Jean Gorin French, 1899-1981

Overview

Jean Gorin (b. 1899 Saint-Émilien-de-Blain - d. 1981 Niort, France) studied at the Beaux-Arts, Nantes and discovered Cubism in the early 1920s. In 1926 after reading an article by Mondrian he immediately adopted the precepts of neoplasticism and went to Paris to meet Mondrian and Vantongerloo. He created his first neoplastic relief in 1930, creating three-dimensional work for the remainder of the inter-war period.
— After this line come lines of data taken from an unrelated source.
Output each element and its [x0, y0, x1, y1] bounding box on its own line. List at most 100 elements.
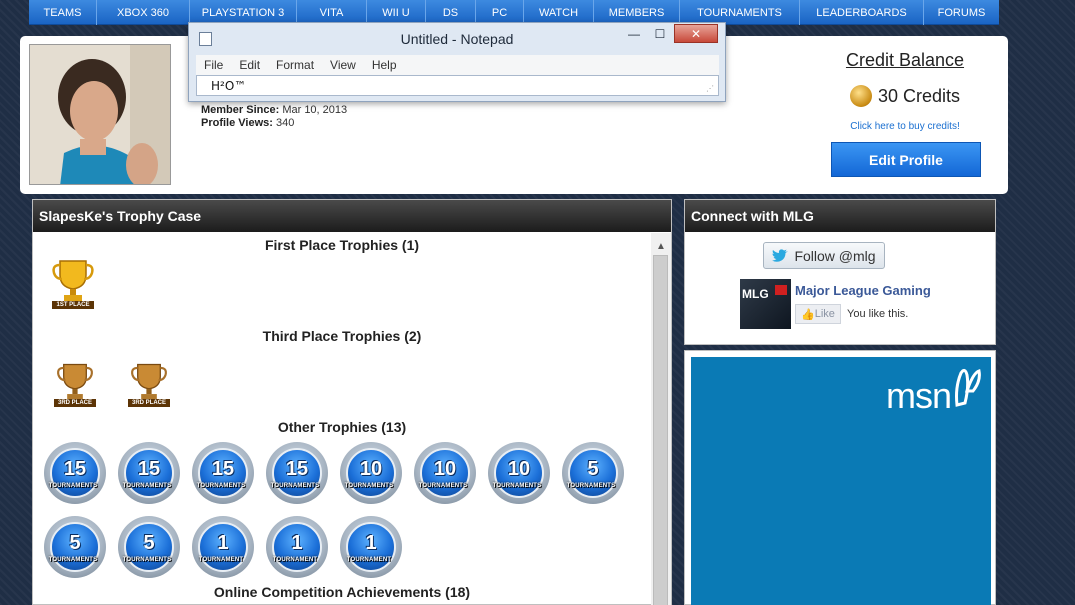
medal-number: 15	[285, 457, 309, 480]
resize-grip-icon[interactable]: ⋰	[706, 84, 714, 93]
medal-number: 15	[211, 457, 235, 480]
medal-number: 1	[291, 531, 303, 554]
tournament-medal[interactable]: 1 TOURNAMENT	[192, 516, 254, 578]
medal-badge: 1	[198, 522, 248, 572]
medal-label: TOURNAMENTS	[48, 557, 98, 563]
scroll-thumb[interactable]	[653, 255, 668, 605]
bronze-cup-icon	[57, 363, 93, 400]
trophy-case-body[interactable]: First Place Trophies (1) 1ST PLACE Third…	[33, 233, 651, 605]
thumbs-up-icon: 👍	[801, 308, 815, 321]
medal-label: TOURNAMENTS	[122, 483, 172, 489]
close-button[interactable]: ✕	[674, 24, 718, 43]
tournament-medal[interactable]: 5 TOURNAMENTS	[562, 442, 624, 504]
medal-number: 1	[365, 531, 377, 554]
menu-edit[interactable]: Edit	[231, 58, 268, 72]
medal-label: TOURNAMENTS	[418, 483, 468, 489]
medal-badge: 15	[50, 448, 100, 498]
medal-badge: 10	[420, 448, 470, 498]
coin-icon	[849, 85, 872, 107]
credit-balance-box: Credit Balance 30 Credits Click here to …	[825, 50, 985, 132]
tournament-medal[interactable]: 15 TOURNAMENTS	[192, 442, 254, 504]
connect-header: Connect with MLG	[685, 200, 995, 232]
notepad-text-area[interactable]: H²O™ ⋰	[196, 75, 719, 96]
mlg-logo-text: MLG	[742, 287, 769, 301]
mlg-page-link[interactable]: Major League Gaming	[795, 283, 931, 298]
tournament-medal[interactable]: 15 TOURNAMENTS	[118, 442, 180, 504]
edit-profile-button[interactable]: Edit Profile	[831, 142, 981, 177]
third-place-title: Third Place Trophies (2)	[262, 328, 422, 344]
medal-badge: 10	[494, 448, 544, 498]
medal-number: 5	[143, 531, 155, 554]
gold-cup-icon	[52, 260, 94, 301]
medal-label: TOURNAMENT	[346, 557, 392, 563]
medal-label: TOURNAMENT	[272, 557, 318, 563]
mlg-logo-mark	[775, 285, 787, 295]
medal-number: 10	[507, 457, 531, 480]
third-place-trophy-2[interactable]: 3RD PLACE	[128, 361, 171, 407]
tournament-medal[interactable]: 10 TOURNAMENTS	[488, 442, 550, 504]
tournament-medal[interactable]: 15 TOURNAMENTS	[44, 442, 106, 504]
nav-teams[interactable]: TEAMS	[29, 0, 97, 25]
medal-badge: 10	[346, 448, 396, 498]
msn-logo-text: msn	[885, 375, 952, 416]
mlg-logo[interactable]: MLG	[740, 279, 791, 329]
menu-format[interactable]: Format	[268, 58, 322, 72]
medal-label: TOURNAMENTS	[344, 483, 394, 489]
like-button[interactable]: 👍 Like	[795, 304, 841, 324]
other-trophies-title: Other Trophies (13)	[277, 419, 407, 435]
medal-label: TOURNAMENTS	[566, 483, 616, 489]
minimize-icon[interactable]: —	[624, 27, 644, 41]
tournament-medal[interactable]: 10 TOURNAMENTS	[340, 442, 402, 504]
scroll-up-icon[interactable]: ▲	[651, 238, 671, 254]
maximize-icon[interactable]: ☐	[650, 27, 670, 41]
online-achievements-title: Online Competition Achievements (18)	[213, 584, 471, 600]
medal-label: TOURNAMENT	[198, 557, 244, 563]
menu-view[interactable]: View	[322, 58, 364, 72]
trophy-scrollbar[interactable]: ▲	[651, 233, 671, 605]
follow-label: Follow @mlg	[794, 247, 876, 264]
medal-number: 15	[137, 457, 161, 480]
first-place-trophy[interactable]: 1ST PLACE	[50, 257, 96, 309]
tournament-medal[interactable]: 1 TOURNAMENT	[340, 516, 402, 578]
like-status: You like this.	[847, 308, 909, 320]
twitter-bird-icon	[772, 248, 789, 262]
medal-badge: 5	[50, 522, 100, 572]
medal-number: 5	[69, 531, 81, 554]
first-place-title: First Place Trophies (1)	[264, 237, 420, 253]
third-place-trophy-1[interactable]: 3RD PLACE	[54, 361, 97, 407]
medal-badge: 15	[124, 448, 174, 498]
third-place-label: 3RD PLACE	[128, 399, 171, 407]
notepad-title: Untitled - Notepad	[400, 31, 514, 47]
medal-label: TOURNAMENTS	[196, 483, 246, 489]
msn-ad[interactable]: msn	[691, 357, 991, 605]
notepad-content: H²O™	[211, 79, 247, 93]
tournament-medal[interactable]: 15 TOURNAMENTS	[266, 442, 328, 504]
nav-xbox-360[interactable]: XBOX 360	[97, 0, 190, 25]
medal-label: TOURNAMENTS	[492, 483, 542, 489]
nav-leaderboards[interactable]: LEADERBOARDS	[800, 0, 924, 25]
medal-label: TOURNAMENTS	[48, 483, 98, 489]
tournament-medal[interactable]: 5 TOURNAMENTS	[44, 516, 106, 578]
medal-badge: 15	[272, 448, 322, 498]
tournament-medal[interactable]: 10 TOURNAMENTS	[414, 442, 476, 504]
credit-amount: 30 Credits	[825, 85, 985, 107]
first-place-label: 1ST PLACE	[52, 301, 94, 309]
credit-balance-title[interactable]: Credit Balance	[825, 50, 985, 71]
menu-help[interactable]: Help	[364, 58, 405, 72]
tournament-medal[interactable]: 1 TOURNAMENT	[266, 516, 328, 578]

Mondrian praised Gorin's relief work highly and encouraged by him Gorin abandoned flat painting to realise reliefs and then constructions playing with positive and negative space.

 

In 1931 involved in abstraction-creation he was invited to USSR. In 1946 after the War Gorin, Auguste Herbin and Albert Gleizes launched the Salon des Réalités Nouvelles, the first of a series of annual exhibitions devoted to ‘abstract/concrete/constructivist/non-figurative art.’ Gorin latterly became part of the Structurists, a group formed in response to Joost Baljeu’s journal STRUCTURE (1958- 1964), along with Charles Biederman, Carlos Cairoli, Ad Dekkers, Anthony Hill, Carel Visser and Gillian Wise, who all found common ground in the theories and principles of their De Stijl predecessors a few decades earlier.

 

With the Structurists, Gorin participated in the travelling exhibition Experiment in Constructie at the Stedelijk Museum in Amsterdam in 1962 as well as Relief / Construction /Relief, which was inaugurated in 1968 at the Museum of Contemporary Art in Chicago and in 1979 The Evolution of the Constructed Relief 1937-1979, which travelled to Canada and the United States. Solo exhibitions include Centre Pompidou, Paris, 1977 and retrospectives at the Musée des Beaux-Arts, 1965 and 1977, at the Stedelijk Museum, Amsterdam, 1967 and in 1999 at the Musée de Grenoble.